High discontinuation rates of GLP-1 agonists found among patients with obesity

By Dr. Priyom Bose, Ph.D.Reviewed by Danielle Ellis, B.Sc.Feb 4 2025

Nearly half of patients with type 2 diabetes and two-thirds without discontinue GLP-1 receptor agonists within a year, with weight loss, income, and adverse events influencing discontinuation and weight regain driving reinitiation

A recent JAMA Network Open study investigated the factors associated with discontinuation and subsequent reinitiation of GLP-1 RAs among overweight or obese adults residing in the US.

Weight-related health conditions and the use of GLP-1 RAs

Almost three-quarters of American adults are overweight or obese and incur medical costs amounting to approximately USD 173 billion annually. Research has shown that GLP-1 RAs) substantially lower hemoglobin A1c levels, cardiovascular risk, and weight. However, to obtain sustained effects, they must be continued. Discontinuation could stem from efficacy, cost, tolerance, and access.

The effectiveness of GLP-1 RA is heterogeneous across patients. In many patients, weight loss plateaus, which could lead to discontinuation. Reinitiation and continuation could be driven by factors such as access to and affordability of GLP-1 RAs because obesity is more prevalent among individuals with low income. Supply-side constraints could also limit the continued use of GLP-1 RAs.

Previous research has largely ignored the magnitude of weight loss and the role played by GLP-1 RA discontinuation.
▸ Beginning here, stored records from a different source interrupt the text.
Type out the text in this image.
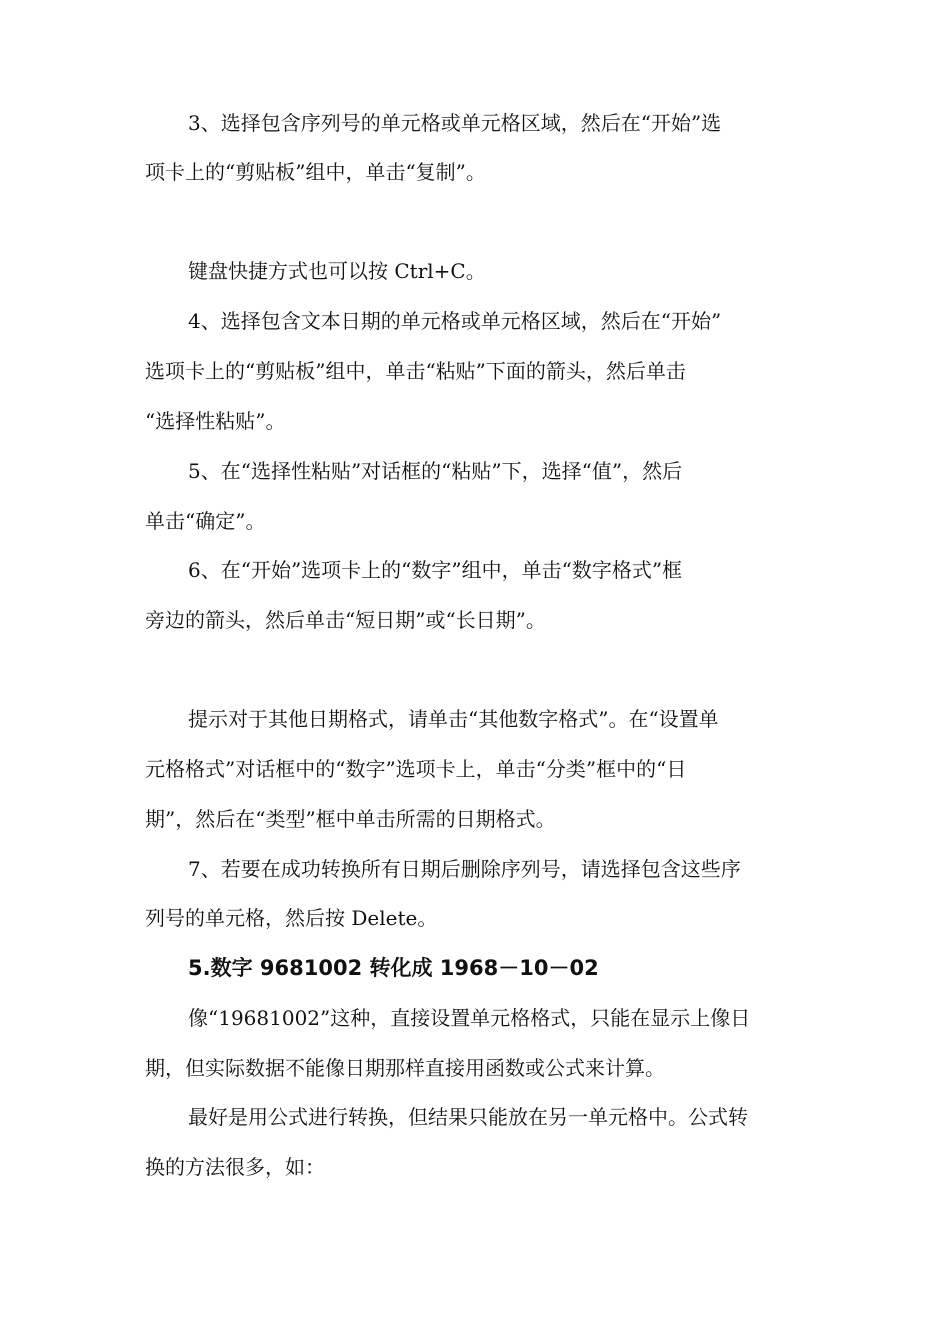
3、选择包含序列号的单元格或单元格区域，然后在“开始”选
项卡上的“剪贴板”组中，单击“复制”。
键盘快捷方式也可以按 Ctrl+C。
4、选择包含文本日期的单元格或单元格区域，然后在“开始”
选项卡上的“剪贴板”组中，单击“粘贴”下面的箭头，然后单击
“选择性粘贴”。
5、在“选择性粘贴”对话框的“粘贴”下，选择“值”，然后
单击“确定”。
6、在“开始”选项卡上的“数字”组中，单击“数字格式”框
旁边的箭头，然后单击“短日期”或“长日期”。
提示对于其他日期格式，请单击“其他数字格式”。在“设置单
元格格式”对话框中的“数字”选项卡上，单击“分类”框中的“日
期”，然后在“类型”框中单击所需的日期格式。
7、若要在成功转换所有日期后删除序列号，请选择包含这些序
列号的单元格，然后按 Delete。
5.数字 9681002 转化成 1968－10－02
像“19681002”这种，直接设置单元格格式，只能在显示上像日
期，但实际数据不能像日期那样直接用函数或公式来计算。
最好是用公式进行转换，但结果只能放在另一单元格中。公式转
换的方法很多，如：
Furthermore, the characterization of patterns of reinitiation after discontinuation is also poor.

About this study

The current study considers a sample of US adults who were overweight or obese and describes the rates of and factors driving the discontinuation of GLP-1 RAs. It also studies the dual gastric inhibitory polypeptide receptor–GLP-1 RAs labeled for both obesity and T2D (liraglutide, semaglutide, and tirzepatide). The heterogeneity among individuals with and without T2D was assessed. Finally, the study delves into factors and rates of reinitiation of these medications.
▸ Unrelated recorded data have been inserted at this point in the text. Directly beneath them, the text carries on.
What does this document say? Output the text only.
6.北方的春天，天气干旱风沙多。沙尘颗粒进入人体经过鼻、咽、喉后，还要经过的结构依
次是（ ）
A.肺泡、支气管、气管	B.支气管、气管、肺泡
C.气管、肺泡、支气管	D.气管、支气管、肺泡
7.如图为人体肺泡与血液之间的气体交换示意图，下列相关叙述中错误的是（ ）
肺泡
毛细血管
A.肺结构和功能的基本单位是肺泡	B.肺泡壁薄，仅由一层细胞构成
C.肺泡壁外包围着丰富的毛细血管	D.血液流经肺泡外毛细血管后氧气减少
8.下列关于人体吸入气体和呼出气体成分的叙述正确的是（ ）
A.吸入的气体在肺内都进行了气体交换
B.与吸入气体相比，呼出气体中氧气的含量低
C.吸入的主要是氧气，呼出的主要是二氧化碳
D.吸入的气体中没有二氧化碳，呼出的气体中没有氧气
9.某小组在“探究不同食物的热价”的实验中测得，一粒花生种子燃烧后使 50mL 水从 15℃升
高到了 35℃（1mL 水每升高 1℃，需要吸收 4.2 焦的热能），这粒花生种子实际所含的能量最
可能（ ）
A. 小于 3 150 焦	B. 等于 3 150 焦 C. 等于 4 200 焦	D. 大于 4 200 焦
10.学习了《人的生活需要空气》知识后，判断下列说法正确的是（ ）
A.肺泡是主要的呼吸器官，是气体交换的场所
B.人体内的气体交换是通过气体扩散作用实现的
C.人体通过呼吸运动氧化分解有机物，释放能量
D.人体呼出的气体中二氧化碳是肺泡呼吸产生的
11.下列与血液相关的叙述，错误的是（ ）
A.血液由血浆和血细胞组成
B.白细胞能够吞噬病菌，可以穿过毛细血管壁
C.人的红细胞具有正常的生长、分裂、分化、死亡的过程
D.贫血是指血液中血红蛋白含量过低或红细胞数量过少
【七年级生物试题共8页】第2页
The data were derived from Truveta, which contains continuously updated and linked electronic health record (EHR) data from 30 US healthcare systems. Between January 1, 2018, and December 31, 2023, 125,474 adults were newly initiated treatment with a dual-labeled GLP-1 RA. The patients had a baseline body mass index (BMI) of 27 or more. They were followed up for up to 2 years to note discontinuation and for a further two additional years to note reinitiation.

At baseline, the patients were stratified by their T2D status. Kaplan-Meier models were used to estimate the proportions of discontinuation and reinitiation. Cox proportional hazards regression models were used to note the associations between proportions of discontinuation and reinitiation and sociodemographic characteristics.

Study findings

In the sample that met the inclusion criteria, 61% had T2D. Among them, 98.6% used anti-diabetes medications, and 1.4% were on antiobesity medications. Among the 39% without T2D, 61.8% used antidiabetes medications off-label, and 38.2% used antiobesity medications. The average age was about 54 years, and about 65% were female. Concerning race or ethnicities, 14.5% were Black or African American, 2.1% were Asian, 73.5% were White, 12.8% were Hispanic, and others formed the remaining sample.
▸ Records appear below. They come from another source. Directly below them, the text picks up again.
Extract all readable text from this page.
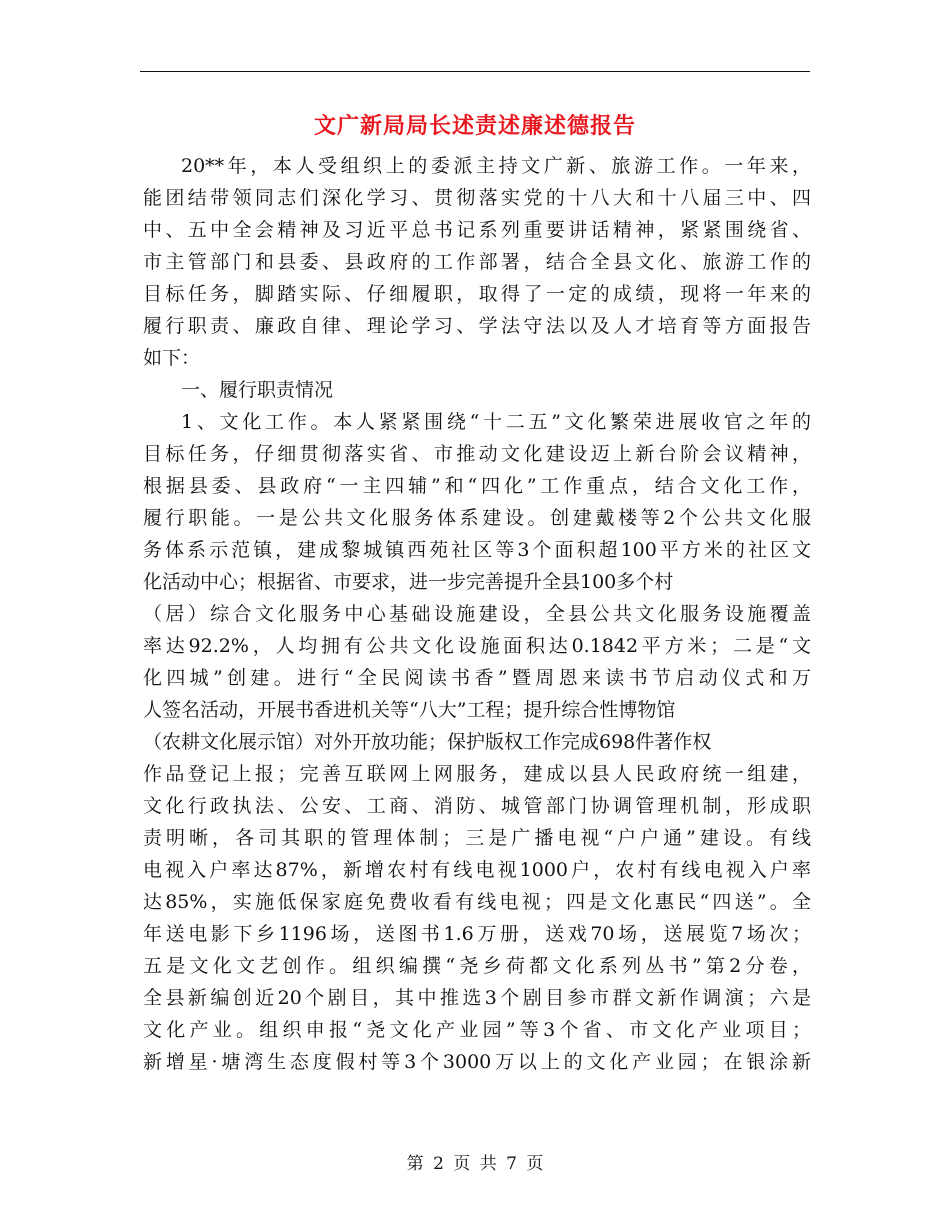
文广新局局长述责述廉述德报告
20**年，本人受组织上的委派主持文广新、旅游工作。一年来，
能团结带领同志们深化学习、贯彻落实党的十八大和十八届三中、四
中、五中全会精神及习近平总书记系列重要讲话精神，紧紧围绕省、
市主管部门和县委、县政府的工作部署，结合全县文化、旅游工作的
目标任务，脚踏实际、仔细履职，取得了一定的成绩，现将一年来的
履行职责、廉政自律、理论学习、学法守法以及人才培育等方面报告
如下：
一、履行职责情况
1、文化工作。本人紧紧围绕“十二五”文化繁荣进展收官之年的
目标任务，仔细贯彻落实省、市推动文化建设迈上新台阶会议精神，
根据县委、县政府“一主四辅”和“四化”工作重点，结合文化工作，
履行职能。一是公共文化服务体系建设。创建戴楼等2个公共文化服
务体系示范镇，建成黎城镇西苑社区等3个面积超100平方米的社区文
化活动中心；根据省、市要求，进一步完善提升全县100多个村
（居）综合文化服务中心基础设施建设，全县公共文化服务设施覆盖
率达92.2%，人均拥有公共文化设施面积达0.1842平方米；二是“文
化四城”创建。进行“全民阅读书香”暨周恩来读书节启动仪式和万
人签名活动，开展书香进机关等“八大”工程；提升综合性博物馆
（农耕文化展示馆）对外开放功能；保护版权工作完成698件著作权
作品登记上报；完善互联网上网服务，建成以县人民政府统一组建，
文化行政执法、公安、工商、消防、城管部门协调管理机制，形成职
责明晰，各司其职的管理体制；三是广播电视“户户通”建设。有线
电视入户率达87%，新增农村有线电视1000户，农村有线电视入户率
达85%，实施低保家庭免费收看有线电视；四是文化惠民“四送”。全
年送电影下乡1196场，送图书1.6万册，送戏70场，送展览7场次；
五是文化文艺创作。组织编撰“尧乡荷都文化系列丛书”第2分卷，
全县新编创近20个剧目，其中推选3个剧目参市群文新作调演；六是
文化产业。组织申报“尧文化产业园”等3个省、市文化产业项目；
新增星·塘湾生态度假村等3个3000万以上的文化产业园；在银涂新
第 2 页 共 7 页
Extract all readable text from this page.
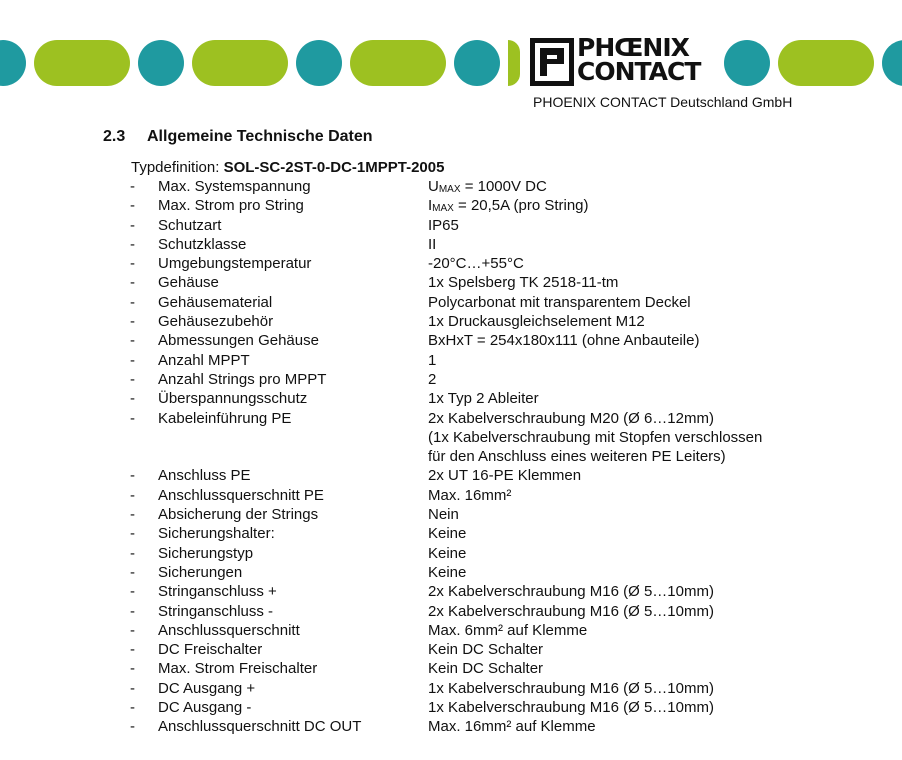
PHŒNIX
CONTACT
PHOENIX CONTACT Deutschland GmbH
2.3 Allgemeine Technische Daten
Typdefinition: SOL-SC-2ST-0-DC-1MPPT-2005
- Max. Systemspannung	$U_{MAX} = 1000V$ DC
- Max. Strom pro String	$I_{MAX} = 20,5A$ (pro String)
- Schutzart	IP65
- Schutzklasse	II
- Umgebungstemperatur	-20°C…+55°C
- Gehäuse	1x Spelsberg TK 2518-11-tm
- Gehäusematerial	Polycarbonat mit transparentem Deckel
- Gehäusezubehör	1x Druckausgleichselement M12
- Abmessungen Gehäuse	BxHxT = 254x180x111 (ohne Anbauteile)
- Anzahl MPPT	1
- Anzahl Strings pro MPPT	2
- Überspannungsschutz	1x Typ 2 Ableiter
- Kabeleinführung PE	2x Kabelverschraubung M20 (Ø 6…12mm)
(1x Kabelverschraubung mit Stopfen verschlossen
für den Anschluss eines weiteren PE Leiters)
- Anschluss PE	2x UT 16-PE Klemmen
- Anschlussquerschnitt PE	Max. 16mm²
- Absicherung der Strings	Nein
- Sicherungshalter:	Keine
- Sicherungstyp	Keine
- Sicherungen	Keine
- Stringanschluss +	2x Kabelverschraubung M16 (Ø 5…10mm)
- Stringanschluss -	2x Kabelverschraubung M16 (Ø 5…10mm)
- Anschlussquerschnitt	Max. 6mm² auf Klemme
- DC Freischalter	Kein DC Schalter
- Max. Strom Freischalter	Kein DC Schalter
- DC Ausgang +	1x Kabelverschraubung M16 (Ø 5…10mm)
- DC Ausgang -	1x Kabelverschraubung M16 (Ø 5…10mm)
- Anschlussquerschnitt DC OUT	Max. 16mm² auf Klemme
It was noted that about 54% and 72% of patients discontinued their GLP-1 RA within 1 year and 2 years, respectively. For patients with T2D, the rates of discontinuation were significantly lower. In the sub-sample comprising patients followed up for the full 2 years, similar discontinuation rates were recorded. Concerning the factors significantly associated with higher discontinuation, age above 65 years and not having T2D were important.

Among those with T2D, higher-income individuals showed a lower rate of discontinuation. A significant association was also noted between lower discontinuation and greater on-treatment weight loss. Furthermore, patients with moderate or severe incident gastrointestinal adverse events were more likely to discontinue. Higher costs and adverse effects were the most frequent reasons for discontinuation, as per clinical notes.

A total of 41,792 patients were included in reinitiation analyses, with most being female, White, and not Hispanic or Latino. Post-primary discontinuation, the median follow-up time was 435 days. Within one year, 47.3% of patients with T2D and 36.3% of patients without T2D reinitiated a GLP-1 RA. The respective figures were 57.3% and 46.4% for reinitiation within 2 years of discontinuation.

Concerning factors associated with reinitiation, among those without T2D, the probability of reinitiation was significantly lower in individuals aged 65 years or older. There was a positive correlation between higher reinitiation and higher income, although this relationship was not always significant. Weight gain since discontinuation was also associated with a higher likelihood of reinitiation among patients with or without T2D. Finally, across both groups of patients, a lower rate of reinitiation was noted in the case of moderate or severe gastrointestinal adverse events during initial treatment.

Conclusions

In sum, the majority of overweight or obese patients discontinued GLP-1 RA therapy within one year. Higher discontinuation rates and lower reinitiation rates were recorded in those without T2D. Inequities in adherence and access to effective treatments could aggravate the disparities in obesity.